Dr. Dave Lounsbury, COL, USA (ret.) recalls:


He and Lorraine Davis were the glue that held the Borden Institute together. Lorraine as Managing Editor kept track of books developing in the pipeline. Ron as Administrative Chief (I swear I don't think I ever learned what his title actually was) was absolutely superb at managing our budget. He seemed to know just about everyone at the budget offices of OTSG (US Army Office of the Surgeon General) and WRAMC (Walter Reed Army Medical Center). He protected the budget like it was his child. Borden was always something of a bastard child in the AMEDD (US Army Medical Department). The budget was forever at or near the chopping block. But time & time again, with his enormously reassuring (to me) "Don't worry. Let me handle this," Ron would salvage our financial survival. Not a few times, instead of a cut we got an increase! He was instrumental at increasing our staff. He finessed this entirely on his own. Lorraine and I might kibitz but he did it alone -- kept our books straight, excelled at every budget review, justified our purpose ... I marveled at his style.

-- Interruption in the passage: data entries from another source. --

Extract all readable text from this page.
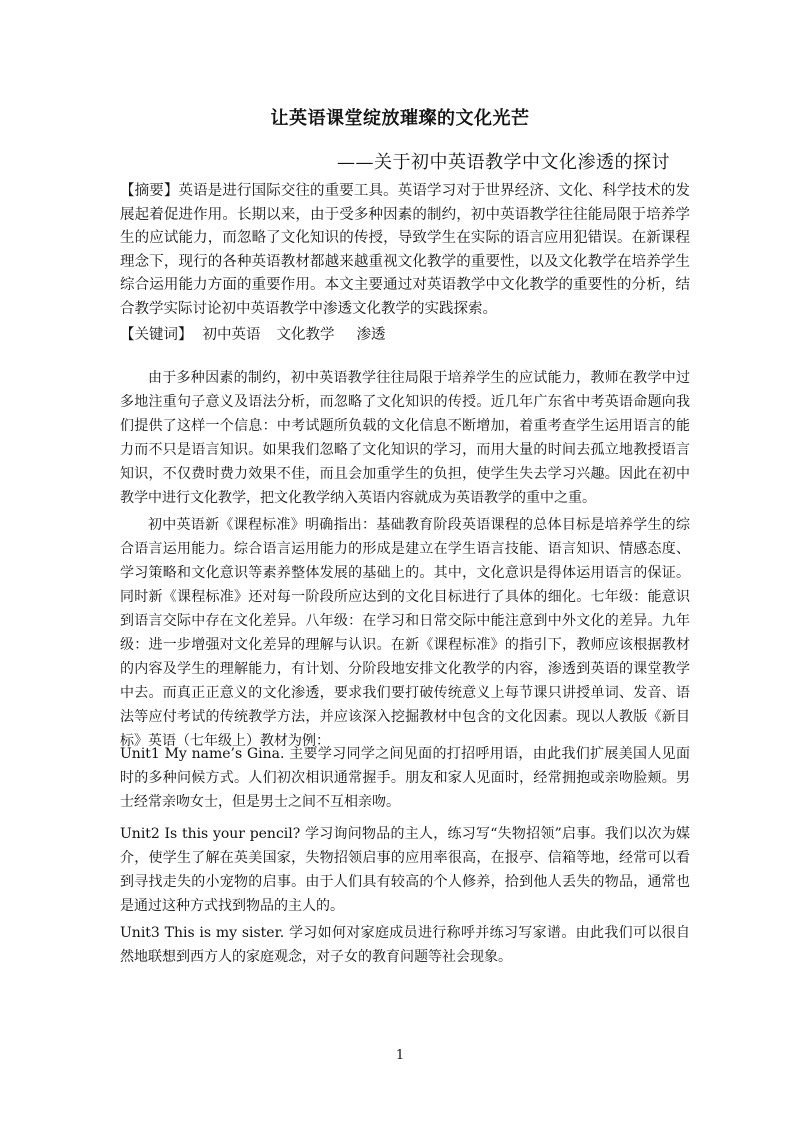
让英语课堂绽放璀璨的文化光芒
——关于初中英语教学中文化渗透的探讨

【摘要】英语是进行国际交往的重要工具。英语学习对于世界经济、文化、科学技术的发展起着促进作用。长期以来，由于受多种因素的制约，初中英语教学往往能局限于培养学生的应试能力，而忽略了文化知识的传授，导致学生在实际的语言应用犯错误。在新课程理念下，现行的各种英语教材都越来越重视文化教学的重要性，以及文化教学在培养学生综合运用能力方面的重要作用。本文主要通过对英语教学中文化教学的重要性的分析，结合教学实际讨论初中英语教学中渗透文化教学的实践探索。

【关键词】 初中英语 文化教学 渗透

由于多种因素的制约，初中英语教学往往局限于培养学生的应试能力，教师在教学中过多地注重句子意义及语法分析，而忽略了文化知识的传授。近几年广东省中考英语命题向我们提供了这样一个信息：中考试题所负载的文化信息不断增加，着重考查学生运用语言的能力而不只是语言知识。如果我们忽略了文化知识的学习，而用大量的时间去孤立地教授语言知识，不仅费时费力效果不佳，而且会加重学生的负担，使学生失去学习兴趣。因此在初中教学中进行文化教学，把文化教学纳入英语内容就成为英语教学的重中之重。

初中英语新《课程标准》明确指出：基础教育阶段英语课程的总体目标是培养学生的综合语言运用能力。综合语言运用能力的形成是建立在学生语言技能、语言知识、情感态度、学习策略和文化意识等素养整体发展的基础上的。其中，文化意识是得体运用语言的保证。同时新《课程标准》还对每一阶段所应达到的文化目标进行了具体的细化。七年级：能意识到语言交际中存在文化差异。八年级：在学习和日常交际中能注意到中外文化的差异。九年级：进一步增强对文化差异的理解与认识。在新《课程标准》的指引下，教师应该根据教材的内容及学生的理解能力，有计划、分阶段地安排文化教学的内容，渗透到英语的课堂教学中去。而真正正意义的文化渗透，要求我们要打破传统意义上每节课只讲授单词、发音、语法等应付考试的传统教学方法，并应该深入挖掘教材中包含的文化因素。现以人教版《新目标》英语（七年级上）教材为例：

Unit1 My name’s Gina. 主要学习同学之间见面的打招呼用语，由此我们扩展美国人见面时的多种问候方式。人们初次相识通常握手。朋友和家人见面时，经常拥抱或亲吻脸颊。男士经常亲吻女士，但是男士之间不互相亲吻。

Unit2 Is this your pencil? 学习询问物品的主人，练习写“失物招领”启事。我们以次为媒介，使学生了解在英美国家，失物招领启事的应用率很高，在报亭、信箱等地，经常可以看到寻找走失的小宠物的启事。由于人们具有较高的个人修养，拾到他人丢失的物品，通常也是通过这种方式找到物品的主人的。

Unit3 This is my sister. 学习如何对家庭成员进行称呼并练习写家谱。由此我们可以很自然地联想到西方人的家庭观念，对子女的教育问题等社会现象。

1
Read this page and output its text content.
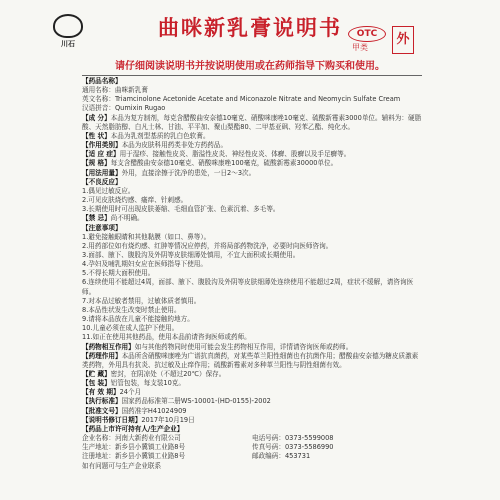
川石
曲咪新乳膏说明书	OTC
甲类
外
请仔细阅读说明书并按说明使用或在药师指导下购买和使用。
【药品名称】
通用名称：曲咪新乳膏
英文名称：Triamcinolone Acetonide Acetate and Miconazole Nitrate and Neomycin Sulfate Cream
汉语拼音：Qumixin Rugao
【成 分】本品为复方制剂，每克含醋酸曲安奈德10毫克、硝酸咪康唑10毫克、硫酸新霉素3000单位。辅料为：硬脂酸、天然脂肪醇、白凡士林、甘油、平平加、聚山梨酯80、二甲基亚砜、羟苯乙酯、纯化水。
【性 状】本品为乳剂型基质的乳白色软膏。
【作用类别】本品为皮肤科用药类非处方药药品。
【适 应 症】用于湿疹、接触性皮炎、脂溢性皮炎、神经性皮炎、体癣、股癣以及手足癣等。
【规 格】每支含醋酸曲安奈德10毫克、硝酸咪康唑100毫克，硫酸新霉素30000单位。
【用法用量】外用，直接涂擦于洗净的患处，一日2～3次。
【不良反应】
1.偶见过敏反应。
2.可见皮肤烧灼感、瘙痒、针刺感。
3.长期使用时可出现皮肤萎缩、毛细血管扩张、色素沉着、多毛等。
【禁 忌】尚不明确。
【注意事项】
1.避免接触眼睛和其他黏膜（如口、鼻等）。
2.用药部位如有烧灼感、红肿等情况应停药，并将局部药物洗净，必要时向医师咨询。
3.面部、腋下、腹股沟及外阴等皮肤细薄处慎用，不宜大面积或长期使用。
4.孕妇及哺乳期妇女应在医师指导下使用。
5.不得长期大面积使用。
6.连续使用不能超过4周，面部、腋下、腹股沟及外阴等皮肤细薄处连续使用不能超过2周，症状不缓解，请咨询医师。
7.对本品过敏者禁用，过敏体质者慎用。
8.本品性状发生改变时禁止使用。
9.请将本品放在儿童不能接触的地方。
10.儿童必须在成人监护下使用。
11.如正在使用其他药品，使用本品前请咨询医师或药师。
【药物相互作用】如与其他药物同时使用可能会发生药物相互作用，详情请咨询医师或药师。
【药理作用】本品所含硝酸咪康唑为广谱抗真菌药，对某些革兰阳性细菌也有抗菌作用；醋酸曲安奈德为糖皮质激素类药物，外用具有抗炎、抗过敏及止痒作用；硫酸新霉素对多种革兰阳性与阴性细菌有效。
【贮 藏】密封，在阴凉处（不超过20℃）保存。
【包 装】铝管包装，每支装10克。
【有 效 期】24个月
【执行标准】国家药品标准第二册WS-10001-(HD-0155)-2002
【批准文号】国药准字H41024909
【说明书修订日期】2017年10月19日
【药品上市许可持有人/生产企业】
企业名称：河南大新药业有限公司	电话号码：0373-5599008
生产地址：新乡县小冀镇工业路8号	传真号码：0373-5586990
注册地址：新乡县小冀镇工业路8号	邮政编码：453731
如有问题可与生产企业联系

He listened to most of the relentless gossip of the BI but I can't say I ever knew him to join it. Not his thing. Ron didn't speak ill of his colleagues. Now & then he'd grumble -- appropriately -- about one or another, but he never slammed them. Not a few times, I can confess, I was not so temperate or charitable -- furious at one or another staff member. Ron would listen, but he didn't join in. That reserve of his often gave me a bit of pause in my judgements once I calmed down. I valued him. Goodness knows he could talk your ear off, for hours at a time. But it was never vindictive stuff, always harmless, just tales of yore ... himself usually the hero. He was very slow to anger. But when he did boil over -- a truly rare occurrence -- the occasion invariably warranted it. I can only recall two of these.

He was thoroughly honest. He was thoroughly respectful. He came to work convinced that the what the Borden Inst produced was sui generis and absolutely worth preserving. No visitor could come by and then get away without being showered with books & info regarding what we published.

He had a finely tuned and curious ability to transfer allegiance such as I had never encountered before or since. One day my predecessor was the Director and Ron directed his attention solely toward that individual --even though he was totally aware that the fellow had been sacked. The next day I was in charge and, snap-of-a-finger, Ron was fully on board. I couldn't help notice this. Normally it might take a week or a month to make these transitions. Ron did so instantaneously. Impossible not to notice. I pointed it out to him one day long after I had settled in. It was a compliment to him. He simply shrugged.Of course, four or so years later it was my turn to transition out. Sure enough: though I stayed on to complete a couple of works in progress, there was no mistaking his redirection of attention and duties. I wasn't the boss anymore.My ego survived and we stayed close friends.

Ron, and Lorraine, did most of the work. I got all the credit.

He was a good man -- to Nancy, to his daughter, to his job, to his country.

The Homegoing Service for Ron will be held at Vaughn Green Funeral Services, 8728 Liberty Road,  Randallstown MD 21133. You may visit their website for details. On Monday, February 3rd from 4pm to 8pm there will be a Public Viewing and Tuesday February 4th, the wake begins at 10am, the funeral begins at 10:30 am.